To start, the researchers used a technique called ribosome profiling, which allowed them to see exactly how ribosomes are moving on the messenger RNA during the act of translation. Amassing data from all the genes translated in young and aged Caenorhabditis elegans roundworms and yeast, the researchers noticed that in older cells ribosomes periodically moved more slowly and were more likely to stall and bump into each other. As one might expect, the researchers saw that decreases in proper ribosome performance aligned with increases in the aging-dependent aggregation of misfolded proteins. One important insight was that the increase in stalling and misfolding overwhelmed the cell’s cleaning-up-and-clearing-out quality control failsafes.

“There is a two-pronged situation where aging leads to increased stalling and increased ribosome collisions, but the cell loses the safety net to deal with it,” explained Stein.

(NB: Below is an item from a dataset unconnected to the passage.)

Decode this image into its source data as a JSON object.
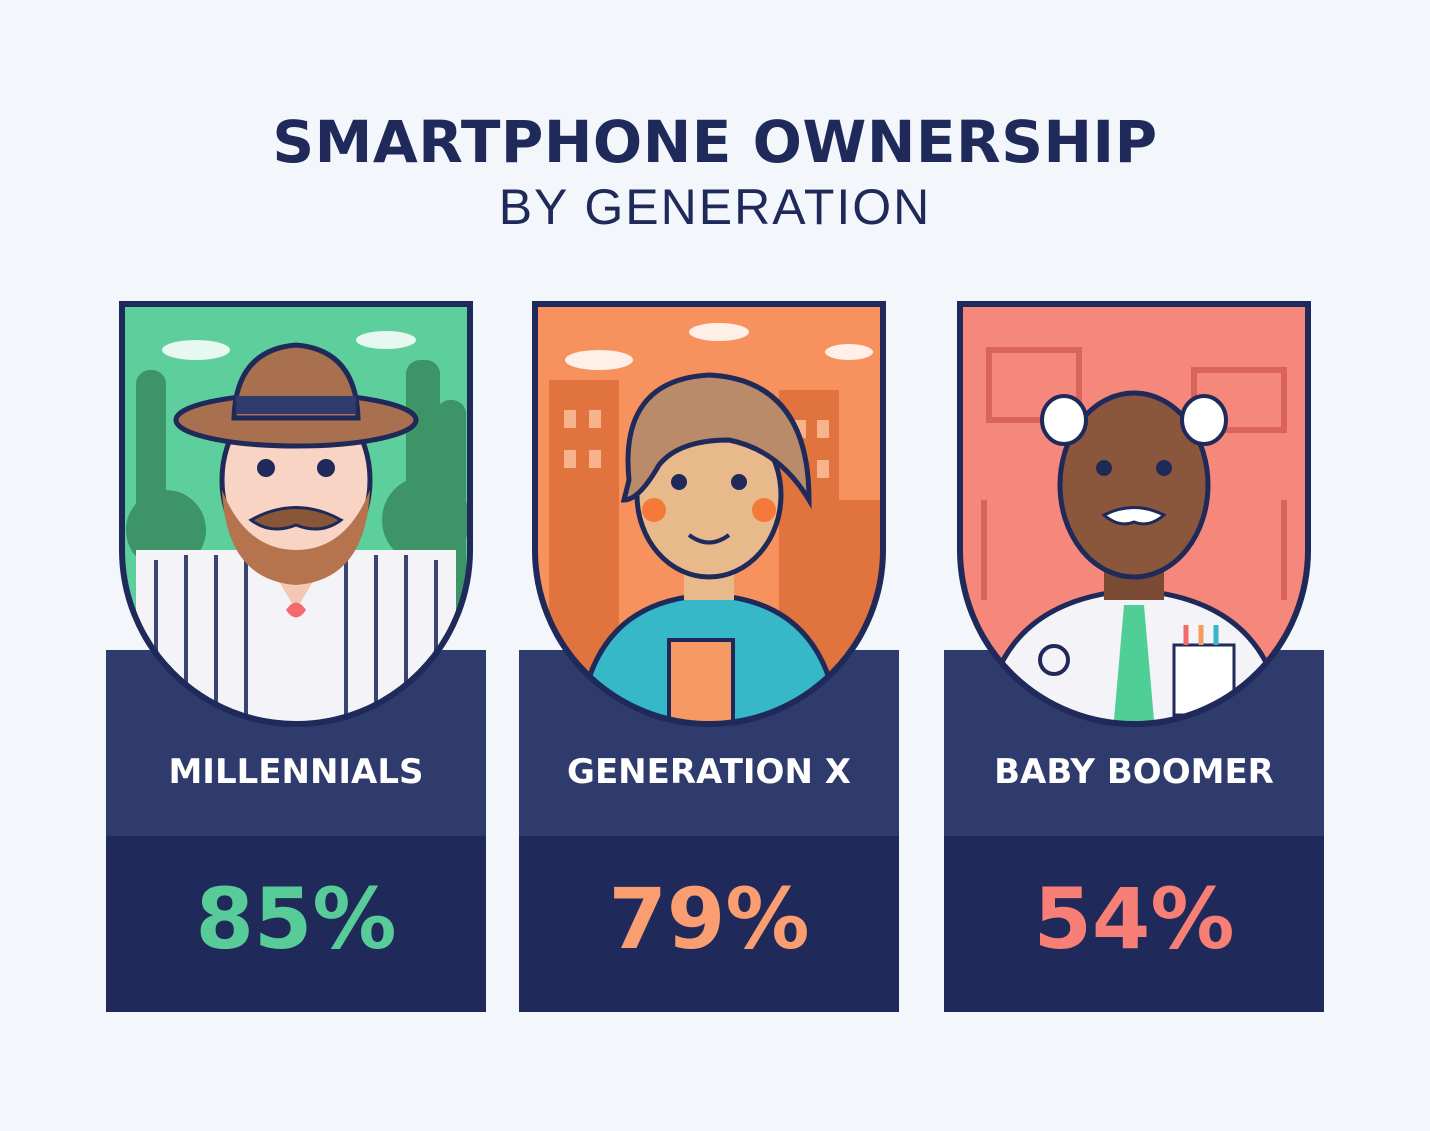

In follow-up experiments in worms, the researchers found that even if the overall fraction of newly made proteins with altered translation during aging is low (~10%), this small effect can still be enough to overwhelm the quality control system and trigger significant aggregation that can disrupt many different cellular components or processes.

“Every cell normally makes millions of these newly translated proteins,” said Frydman. “So very slight changes in the efficiency of folding with age will escalate in a vicious cycle where defects in translation lead to an overload of the system, which in turn leads to increased protein aggregates with age that are themselves also toxic.”

To make matters worse, through further experiments in yeast and C. elegans, the researchers showed that these problems affect the very proteins that cells use to aid in translation and to help correct misfolding issues.

Millions of questions

While this research revealed, for the first time, some intriguing insights about the mechanisms of aging, it inspires many questions for the future. Perhaps the most pressing one: Why does aging affect ribosomes? Also, what can be done about it?

Given the similarities between ageing in yeast, C. elegans and other organisms, the researchers are optimistic that their findings will translate also to humans. One direction for future work will be the application of insights from this study to the development of possible treatments for age-related diseases associated with protein aggregation. Excitingly, the study showed that analysis of mutations that extend lifespan “rejuvenated” ribosomal function in aged yeast.

“This is only the beginning of a very fascinating future,” said Fabián Morales-Polanco, a co-author of the research and a postdoctoral scholar in the Frydman lab. “We set a precedent for something new, and there are millions of questions — and probably hundreds of papers — that will follow.”

This research was funded by the Glenn Foundation for Medical Research, the National Institutes of Health and the Pew Charitable Trusts.

Additional Stanford co-authors of the paper are visiting graduate student Joris van der Lienden and former postdoctoral scholar T. Kelly Rainbolt. Frydman is also a member of Stanford Bio-X, the Stanford Cancer Institute and the Wu Tsai Neurosciences Institute and a faculty fellow of Stanford ChEM-H.